Arrêter la destruction de la forêt tropicale

Comment stopper le défrichement de la forêt tropicale ?

Le bilan des objectifs convenus au niveau international pour ralentir le réchauffement climatique est décevant : l’objectif formulé en 2015 lors de la conférence de Paris sur le climat, à savoir limiter le réchauffement climatique à 1,5°C si possible, mais au moins à moins de 2°C, ne peut guère être atteint. Car les résultats de la conférence des Nations unies sur le climat qui s’est tenue cette année à Sharm El-Sheik, en Égypte, sont loin d’être suffisants pour cela - la plupart des experts et des politiques sont d’accord sur ce point.

Et le thème de la protection des forêts a lui aussi connu plus de reculs que de progrès. Alors que l’année dernière, lors de la COP26 à Glasgow en Écosse, plus de 140 nations représentant plus de 90% des surfaces forestières mondiales s’étaient mises d’accord sur une déclaration commune sur les forêts et l’utilisation des sols, la protection des forêts n’était cette année qu’un thème marginal. Il manque des calculs concrets sur les coûts et des mesures contraignantes.

Un milliard pour la forêt, ce n’est pas assez

Le gouvernement fédéral a pourtant l’intention de consacrer un milliard d’euros de plus aux mesures de protection des forêts d’ici 2025. Mais si l’on compare cette somme, qui peut paraître importante, avec les calculs d’une étude publiée récemment évaluation sur les progrès de la protection des forêts, ce n’est qu’un début. Selon cette étude, il faudrait débourser jusqu’à 460 milliards de dollars par an pour stopper la perte de forêts dans le monde et restaurer les zones forestières déjà détruites.

Mais pourquoi la forêt tropicale est-elle défrichée à grande échelle ? Outre les accords internationaux, que peut-on faire pour stopper la déforestation ? Ou est-il déjà trop tard pour intervenir ?

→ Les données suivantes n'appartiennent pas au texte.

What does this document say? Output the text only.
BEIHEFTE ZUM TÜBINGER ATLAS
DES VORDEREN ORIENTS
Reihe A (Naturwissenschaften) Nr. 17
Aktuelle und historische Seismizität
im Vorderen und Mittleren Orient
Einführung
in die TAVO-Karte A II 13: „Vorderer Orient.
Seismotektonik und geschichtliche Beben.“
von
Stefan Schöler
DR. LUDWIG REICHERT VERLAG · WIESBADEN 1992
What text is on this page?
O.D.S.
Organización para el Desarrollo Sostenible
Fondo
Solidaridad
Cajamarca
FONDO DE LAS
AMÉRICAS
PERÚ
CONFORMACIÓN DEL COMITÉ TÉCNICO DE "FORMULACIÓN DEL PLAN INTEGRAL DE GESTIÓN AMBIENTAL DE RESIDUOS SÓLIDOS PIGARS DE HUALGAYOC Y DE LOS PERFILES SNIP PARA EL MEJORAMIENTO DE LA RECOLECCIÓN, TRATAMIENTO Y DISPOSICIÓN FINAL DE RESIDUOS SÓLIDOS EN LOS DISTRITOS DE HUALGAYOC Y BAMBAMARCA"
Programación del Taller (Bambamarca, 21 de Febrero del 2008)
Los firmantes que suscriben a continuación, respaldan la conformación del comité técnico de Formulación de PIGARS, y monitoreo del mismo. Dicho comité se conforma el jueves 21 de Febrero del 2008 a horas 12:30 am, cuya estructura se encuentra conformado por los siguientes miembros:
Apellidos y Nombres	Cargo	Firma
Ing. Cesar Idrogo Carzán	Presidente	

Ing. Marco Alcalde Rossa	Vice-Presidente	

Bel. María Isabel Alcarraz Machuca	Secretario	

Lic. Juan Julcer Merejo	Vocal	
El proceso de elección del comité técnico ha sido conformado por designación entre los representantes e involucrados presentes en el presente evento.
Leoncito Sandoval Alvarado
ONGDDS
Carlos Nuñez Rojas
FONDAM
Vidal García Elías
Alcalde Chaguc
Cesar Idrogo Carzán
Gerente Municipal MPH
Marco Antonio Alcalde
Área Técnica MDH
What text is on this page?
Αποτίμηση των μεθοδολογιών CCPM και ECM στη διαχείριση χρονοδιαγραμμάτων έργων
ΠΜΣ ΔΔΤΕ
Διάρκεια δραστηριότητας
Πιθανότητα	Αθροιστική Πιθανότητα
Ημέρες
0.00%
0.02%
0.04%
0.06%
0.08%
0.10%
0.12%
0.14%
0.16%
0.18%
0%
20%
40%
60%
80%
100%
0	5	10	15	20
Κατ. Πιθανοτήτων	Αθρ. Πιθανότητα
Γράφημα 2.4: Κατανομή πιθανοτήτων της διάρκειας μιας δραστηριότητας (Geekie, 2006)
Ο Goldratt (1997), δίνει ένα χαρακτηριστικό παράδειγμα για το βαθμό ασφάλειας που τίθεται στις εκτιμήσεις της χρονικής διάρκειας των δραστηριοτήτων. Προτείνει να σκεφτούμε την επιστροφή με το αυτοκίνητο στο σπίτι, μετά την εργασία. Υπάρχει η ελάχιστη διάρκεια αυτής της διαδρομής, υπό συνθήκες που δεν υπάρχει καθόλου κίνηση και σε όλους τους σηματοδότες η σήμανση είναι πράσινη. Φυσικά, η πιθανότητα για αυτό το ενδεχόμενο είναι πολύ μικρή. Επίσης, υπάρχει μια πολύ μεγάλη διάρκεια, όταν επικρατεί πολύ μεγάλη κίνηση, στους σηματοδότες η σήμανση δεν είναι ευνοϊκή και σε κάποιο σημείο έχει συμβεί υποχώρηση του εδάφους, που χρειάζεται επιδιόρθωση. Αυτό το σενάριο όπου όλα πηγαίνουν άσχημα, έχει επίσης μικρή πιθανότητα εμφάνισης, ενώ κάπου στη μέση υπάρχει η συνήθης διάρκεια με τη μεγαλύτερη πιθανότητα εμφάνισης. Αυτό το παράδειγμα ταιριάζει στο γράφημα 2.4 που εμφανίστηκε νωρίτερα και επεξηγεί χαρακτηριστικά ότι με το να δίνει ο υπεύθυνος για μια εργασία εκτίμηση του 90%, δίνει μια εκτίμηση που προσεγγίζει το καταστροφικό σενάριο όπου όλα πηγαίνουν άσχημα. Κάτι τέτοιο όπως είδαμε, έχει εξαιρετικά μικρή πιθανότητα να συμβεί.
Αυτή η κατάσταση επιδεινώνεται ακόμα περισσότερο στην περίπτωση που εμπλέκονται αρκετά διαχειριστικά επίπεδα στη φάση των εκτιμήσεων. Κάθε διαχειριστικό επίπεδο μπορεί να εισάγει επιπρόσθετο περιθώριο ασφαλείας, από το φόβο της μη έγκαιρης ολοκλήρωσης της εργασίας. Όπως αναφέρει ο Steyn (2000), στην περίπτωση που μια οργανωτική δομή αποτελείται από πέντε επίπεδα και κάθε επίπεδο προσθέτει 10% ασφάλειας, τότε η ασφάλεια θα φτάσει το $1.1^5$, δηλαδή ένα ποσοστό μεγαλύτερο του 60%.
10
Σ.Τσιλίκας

Le soja et les vaches sont les principaux moteurs de la déforestation

Depuis 1990, plus de 420 millions d’hectares ont été perdus. Cela peut en surprendre plus d’un : ce n’est pas l’industrie du bois, mais l’agriculture qui est le principal moteur de la déforestation. La transformation de surfaces forestières en surfaces agricoles est la raison décisive de la grande majorité des défrichements. La culture du soja, du maïs et l’élevage de bétail prennent le pas sur la forêt tropicale.

Utiliser la forêt de manière durable sans mettre en péril son existence signifie donc la protéger. Ce n’est que lorsque la forêt elle-même acquiert une valeur en tant que forêt existante qu’elle ne doit pas céder la place à des terres agricoles. C’est précisément l’objectif de Betterwood : Protéger en utilisant durablement. L’achat de bois tropical durable issu de systèmes forestiers durables prouvés soutient la protection des forêts locales en Amérique du Sud. Les entreprises et les consommateurs, en collaboration avec des associations de certification telles que le FSCpeuvent d’ores et déjà faire la différence dans l’évolution du réchauffement climatique, même si les objectifs internationaux convenus au niveau politique ne sont pas respectés.

L’Amazonie sur le fil du rasoir ?

Il n’est pas encore trop tard : l’Amazonie n’est pas encore au point de basculement. Des pays comme l’Indonésie, le Venezuela ou la Malaisie ont certes des taux de déforestation élevés, mais ils reconnaissent aussi l’importance globale de la forêt. Le changement de gouvernement au Brésil peut également être source d’optimisme en ce qui concerne la protection des forêts. Le Brésil, l’Indonésie et la République démocratique du Congo s’unissent désormais contre la destruction illégale des forêts. Un signe d’espoir, car ce sont les trois principaux pays producteurs de forêts tropicales du monde qui veulent s’unir pour lutter contre la corruption et s’engager dans la mise en place de systèmes forestiers durables. Les consommateurs qui veillent à une origine certifiée durable ont une influence directe sur la protection des forêts.